The machine trundled over, the lid sliding back to give access to the freezer compartment. Ransome chose abstractedly, opened the container, his eyes still on the session unfolding in front of him. Faro was clearly torn between his loyalty to Baron Vortex—a loyalty bought with fear and the promise that Faro’s lost estates would someday be returned—and his—
Abruptly, he wanted to be there, at Shadows, watching firsthand—or, better still, to be in the control booth with Medard-Yasine. It was the first time in three years that he’d actually wanted to attend a Game, and his lips quirked upward as he realized that at least he now had an excuse for doing what Chauvelin wanted. He closed both fists, shutting down the system—in the corner of his eye, glyphs tumbled headlong as the slaved machines ran through their shutdown procedures—and reached for a stand-alone com-unit and punched codes that would cycle through the helicab companies until he found one that could respond. It took perhaps two minutes, the bar of light flashing in front of him, not quite blocking his sight, and he spent the time searching for his jacket and the cylinder of Mist he was forced to carry. The com-unit beeped at him before he found the red-banded tube, and he scrabbled impatiently for the hand-held unit.

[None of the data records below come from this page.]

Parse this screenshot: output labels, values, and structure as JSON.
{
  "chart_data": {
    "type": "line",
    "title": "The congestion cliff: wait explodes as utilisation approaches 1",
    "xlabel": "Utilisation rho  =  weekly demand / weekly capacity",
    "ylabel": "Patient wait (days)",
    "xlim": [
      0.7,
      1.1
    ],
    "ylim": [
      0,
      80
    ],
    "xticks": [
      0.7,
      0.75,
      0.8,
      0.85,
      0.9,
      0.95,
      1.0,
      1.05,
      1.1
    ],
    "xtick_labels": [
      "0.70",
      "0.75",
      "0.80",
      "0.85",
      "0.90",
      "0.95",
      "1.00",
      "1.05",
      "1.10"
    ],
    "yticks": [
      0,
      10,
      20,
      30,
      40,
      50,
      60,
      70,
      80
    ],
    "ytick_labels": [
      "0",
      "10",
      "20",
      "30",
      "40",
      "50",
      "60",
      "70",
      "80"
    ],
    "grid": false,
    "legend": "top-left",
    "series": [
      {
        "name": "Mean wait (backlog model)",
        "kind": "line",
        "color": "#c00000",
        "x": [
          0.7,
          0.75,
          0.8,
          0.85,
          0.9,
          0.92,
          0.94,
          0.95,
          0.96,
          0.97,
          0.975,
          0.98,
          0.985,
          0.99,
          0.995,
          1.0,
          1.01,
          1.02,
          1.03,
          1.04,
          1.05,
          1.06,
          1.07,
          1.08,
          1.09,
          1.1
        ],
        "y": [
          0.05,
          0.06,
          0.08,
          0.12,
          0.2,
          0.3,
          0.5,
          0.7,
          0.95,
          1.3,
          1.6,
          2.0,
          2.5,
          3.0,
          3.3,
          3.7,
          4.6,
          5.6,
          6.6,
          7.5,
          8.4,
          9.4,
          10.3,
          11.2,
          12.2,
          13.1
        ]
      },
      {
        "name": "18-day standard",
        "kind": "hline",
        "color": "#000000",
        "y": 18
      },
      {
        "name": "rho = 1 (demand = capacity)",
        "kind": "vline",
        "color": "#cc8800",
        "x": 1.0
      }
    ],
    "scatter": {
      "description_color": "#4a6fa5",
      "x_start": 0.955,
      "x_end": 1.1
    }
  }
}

“How can we be of service?”
It was a machine voice, or so the telltale at the base of the unit said—it would have been impossible to tell from the sound alone. Ransome curbed his impatience, and smoothed his tone to be as emotionless as possible. “I need transport to the helipad closest to Shadows—Face Road, by the center of the Dike in the Dock Road District. I think that’s Underface.”

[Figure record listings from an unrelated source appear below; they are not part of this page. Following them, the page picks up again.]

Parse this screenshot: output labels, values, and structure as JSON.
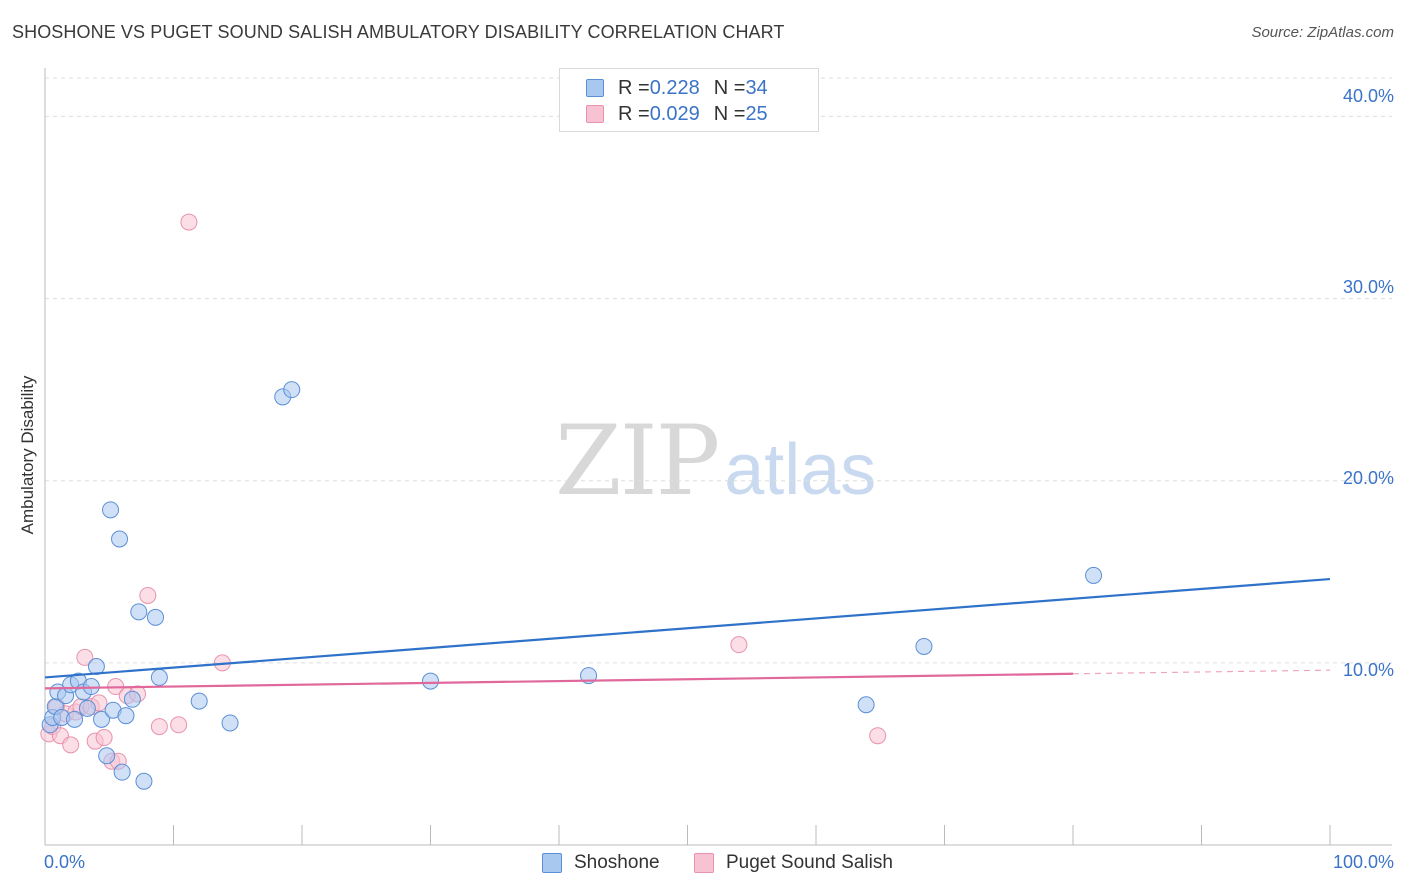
{
  "header": {
    "title": "SHOSHONE VS PUGET SOUND SALISH AMBULATORY DISABILITY CORRELATION CHART",
    "source": "Source: ZipAtlas.com"
  },
  "watermark": {
    "zip": "ZIP",
    "atlas": "atlas"
  },
  "legend": {
    "rows": [
      {
        "r_label": "R = ",
        "r_value": "0.228",
        "n_label": "N = ",
        "n_value": "34"
      },
      {
        "r_label": "R = ",
        "r_value": "0.029",
        "n_label": "N = ",
        "n_value": "25"
      }
    ]
  },
  "colors": {
    "shoshone_fill": "#a9c8f0",
    "shoshone_stroke": "#5b8fd6",
    "shoshone_line": "#2f72c9",
    "salish_fill": "#f7c3d2",
    "salish_stroke": "#e893ae",
    "salish_line": "#e0689a",
    "tick_text": "#3a73c7",
    "grid": "#dedede"
  },
  "chart_data": {
    "type": "scatter",
    "title": "SHOSHONE VS PUGET SOUND SALISH AMBULATORY DISABILITY CORRELATION CHART",
    "xlabel": "",
    "ylabel": "Ambulatory Disability",
    "xlim": [
      0,
      100
    ],
    "ylim": [
      0,
      42
    ],
    "x_tick_labels": [
      "0.0%",
      "100.0%"
    ],
    "y_ticks": [
      10,
      20,
      30,
      40
    ],
    "y_tick_labels": [
      "10.0%",
      "20.0%",
      "30.0%",
      "40.0%"
    ],
    "grid": true,
    "legend_position": "top-center",
    "series": [
      {
        "name": "Shoshone",
        "r": 0.228,
        "n": 34,
        "trend": {
          "x": [
            0,
            100
          ],
          "y": [
            9.2,
            14.6
          ]
        },
        "points": [
          [
            0.4,
            6.6
          ],
          [
            0.6,
            7.0
          ],
          [
            0.8,
            7.6
          ],
          [
            1.0,
            8.4
          ],
          [
            1.3,
            7.0
          ],
          [
            1.6,
            8.2
          ],
          [
            2.0,
            8.8
          ],
          [
            2.3,
            6.9
          ],
          [
            2.6,
            9.0
          ],
          [
            3.0,
            8.4
          ],
          [
            3.3,
            7.5
          ],
          [
            3.6,
            8.7
          ],
          [
            4.0,
            9.8
          ],
          [
            4.4,
            6.9
          ],
          [
            4.8,
            4.9
          ],
          [
            5.1,
            18.4
          ],
          [
            5.3,
            7.4
          ],
          [
            5.8,
            16.8
          ],
          [
            6.0,
            4.0
          ],
          [
            6.3,
            7.1
          ],
          [
            6.8,
            8.0
          ],
          [
            7.3,
            12.8
          ],
          [
            7.7,
            3.5
          ],
          [
            8.6,
            12.5
          ],
          [
            8.9,
            9.2
          ],
          [
            12.0,
            7.9
          ],
          [
            14.4,
            6.7
          ],
          [
            18.5,
            24.6
          ],
          [
            19.2,
            25.0
          ],
          [
            30.0,
            9.0
          ],
          [
            42.3,
            9.3
          ],
          [
            63.9,
            7.7
          ],
          [
            68.4,
            10.9
          ],
          [
            81.6,
            14.8
          ]
        ]
      },
      {
        "name": "Puget Sound Salish",
        "r": 0.029,
        "n": 25,
        "trend": {
          "x": [
            0,
            80
          ],
          "y": [
            8.6,
            9.4
          ]
        },
        "trend_dashed": {
          "x": [
            80,
            100
          ],
          "y": [
            9.4,
            9.6
          ]
        },
        "points": [
          [
            0.3,
            6.1
          ],
          [
            0.6,
            6.5
          ],
          [
            0.9,
            7.6
          ],
          [
            1.2,
            6.0
          ],
          [
            1.6,
            7.2
          ],
          [
            2.0,
            5.5
          ],
          [
            2.4,
            7.3
          ],
          [
            2.8,
            7.6
          ],
          [
            3.1,
            10.3
          ],
          [
            3.6,
            7.6
          ],
          [
            3.9,
            5.7
          ],
          [
            4.2,
            7.8
          ],
          [
            4.6,
            5.9
          ],
          [
            5.2,
            4.6
          ],
          [
            5.5,
            8.7
          ],
          [
            5.7,
            4.6
          ],
          [
            6.4,
            8.2
          ],
          [
            7.2,
            8.3
          ],
          [
            8.0,
            13.7
          ],
          [
            8.9,
            6.5
          ],
          [
            10.4,
            6.6
          ],
          [
            11.2,
            34.2
          ],
          [
            13.8,
            10.0
          ],
          [
            54.0,
            11.0
          ],
          [
            64.8,
            6.0
          ]
        ]
      }
    ]
  }
}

“Just a moment, please.” There was a little silence, not even the hiss of static, while Ransome scanned the cluttered space of his loft for the missing cylinder, and then the machine said, “Yes, Underface is closest. Your location code is Warehouse?”
“That’s right.” The cylinder was lying on the shelf beside the shell for the Syndic’s egg.
“Thank you. Your helicab will arrive at the Warehouse helipad in fifteen minutes.”
“Thanks,” Ransome said, in spite of himself, in spite of knowing it was a machine, and broke the connection. He collected the cylinder, shoved it and his credimeters into the pocket of his jacket, and left the loft.
It took him almost fifteen minutes to reach the helipad—the computers were scrupulous in their calculations—and he barely had time to catch his breath before he heard the soft beat of the muted rotors. Somewhat to his surprise, there was a live pilot, who grinned cheerfully at him as she popped the passenger hatch.
“To Underface, right? Going to Shadows?”
The pilot nodded, closing the hatch behind him. “I hear there’s one hell of a session in progress there. You’re like the fifth person I’ve dropped there in the last two hours.”
“Really.” Ransome settled into the center seat, the most comfortable of the three, and adjusted the door controls so that the whole panel went transparent, an enormous curved window on the city spread out below the cliff face.